Die SPD stütze sich dabei auch auf die Stellungnahme des Landesverbands der jüdischen Gemeinden in Hessen zu dieser Anfrage. So enthalte der Fragen-Katalog der Abgeordneten implizit die Forderung nach einer Kartei für jüdische Zuwanderer. "Gibt es derartiges eigentlich schon für katholische Zuwanderer?", fragt der Landes-verband. Ferner suggeriere die Anfrage, jüdische Zuwanderer würden in signifikantem Umfang zu Unrecht Sozialhilfeleistungen beziehen. Der Landesverband der jüdischen Gemeinden in Hessen sieht als die wahre zentrale Frage der Abgeordneten: "Wann ist endlich Schluss mit der Zuwanderung von Juden?"

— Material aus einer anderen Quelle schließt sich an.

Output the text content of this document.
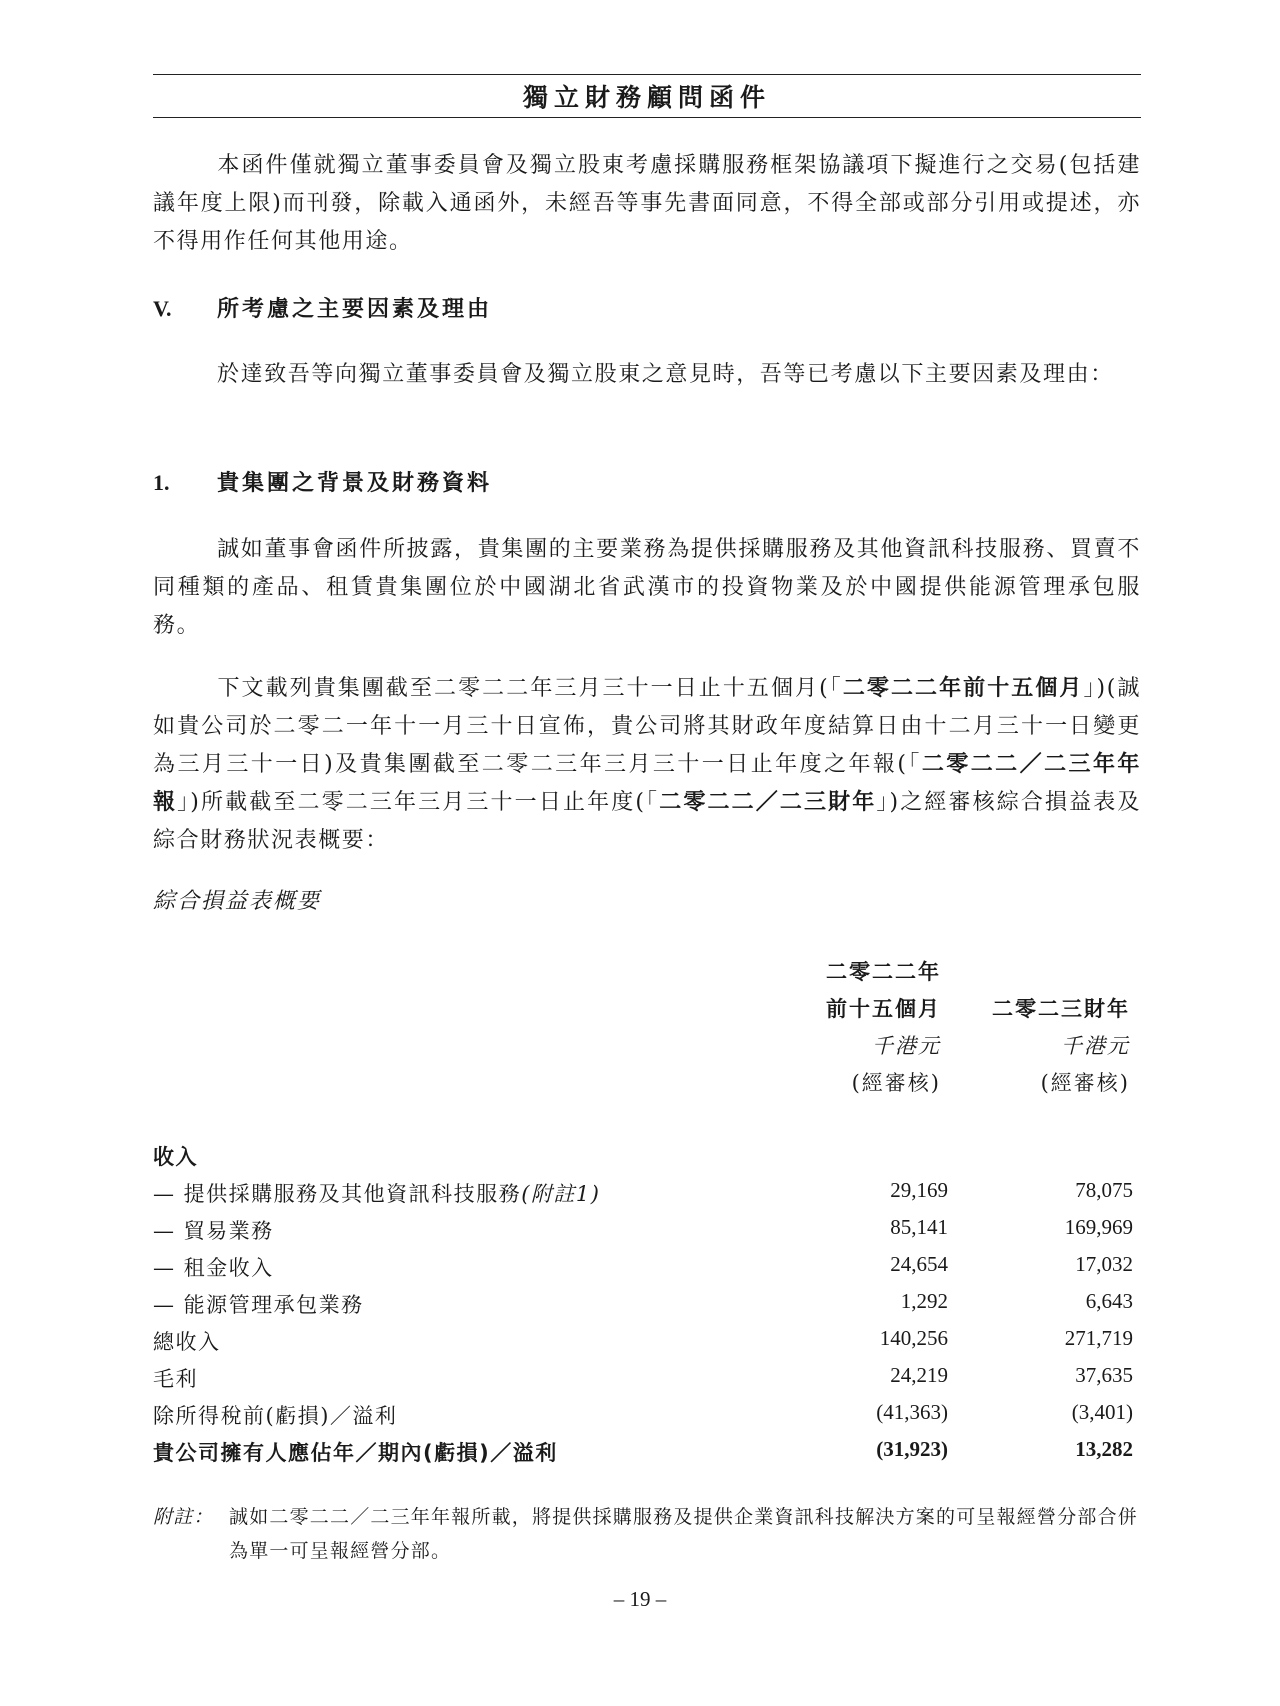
獨立財務顧問函件
本函件僅就獨立董事委員會及獨立股東考慮採購服務框架協議項下擬進行之交易(包括建議年度上限)而刊發，除載入通函外，未經吾等事先書面同意，不得全部或部分引用或提述，亦不得用作任何其他用途。
V. 所考慮之主要因素及理由
於達致吾等向獨立董事委員會及獨立股東之意見時，吾等已考慮以下主要因素及理由：
1. 貴集團之背景及財務資料
誠如董事會函件所披露，貴集團的主要業務為提供採購服務及其他資訊科技服務、買賣不同種類的產品、租賃貴集團位於中國湖北省武漢市的投資物業及於中國提供能源管理承包服務。
下文載列貴集團截至二零二二年三月三十一日止十五個月(「二零二二年前十五個月」)(誠如貴公司於二零二一年十一月三十日宣佈，貴公司將其財政年度結算日由十二月三十一日變更為三月三十一日)及貴集團截至二零二三年三月三十一日止年度之年報(「二零二二／二三年年報」)所載截至二零二三年三月三十一日止年度(「二零二二／二三財年」)之經審核綜合損益表及綜合財務狀況表概要：
綜合損益表概要
二零二二年
前十五個月
千港元
(經審核)
二零二三財年
千港元
(經審核)
收入
— 提供採購服務及其他資訊科技服務(附註1)	29,169	78,075
— 貿易業務	85,141	169,969
— 租金收入	24,654	17,032
— 能源管理承包業務	1,292	6,643
總收入	140,256	271,719
毛利	24,219	37,635
除所得稅前(虧損)／溢利	(41,363)	(3,401)
貴公司擁有人應佔年／期內(虧損)／溢利	(31,923)	13,282
附註： 誠如二零二二／二三年年報所載，將提供採購服務及提供企業資訊科技解決方案的可呈報經營分部合併為單一可呈報經營分部。
– 19 –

"Nach dem erbärmlichen Märchen von den angeblich jüdischen Vermächtnissen, die sich dann als Schwarzgeld der CDU herausgestellt haben, ist diese kleine Anfrage ein weiterer Vorgang, der bestenfalls als Instinktlosigkeit gewertet werden kann, hinter dem wahrscheinlich aber schlimme Ressentiments stecken", sagte Clauss.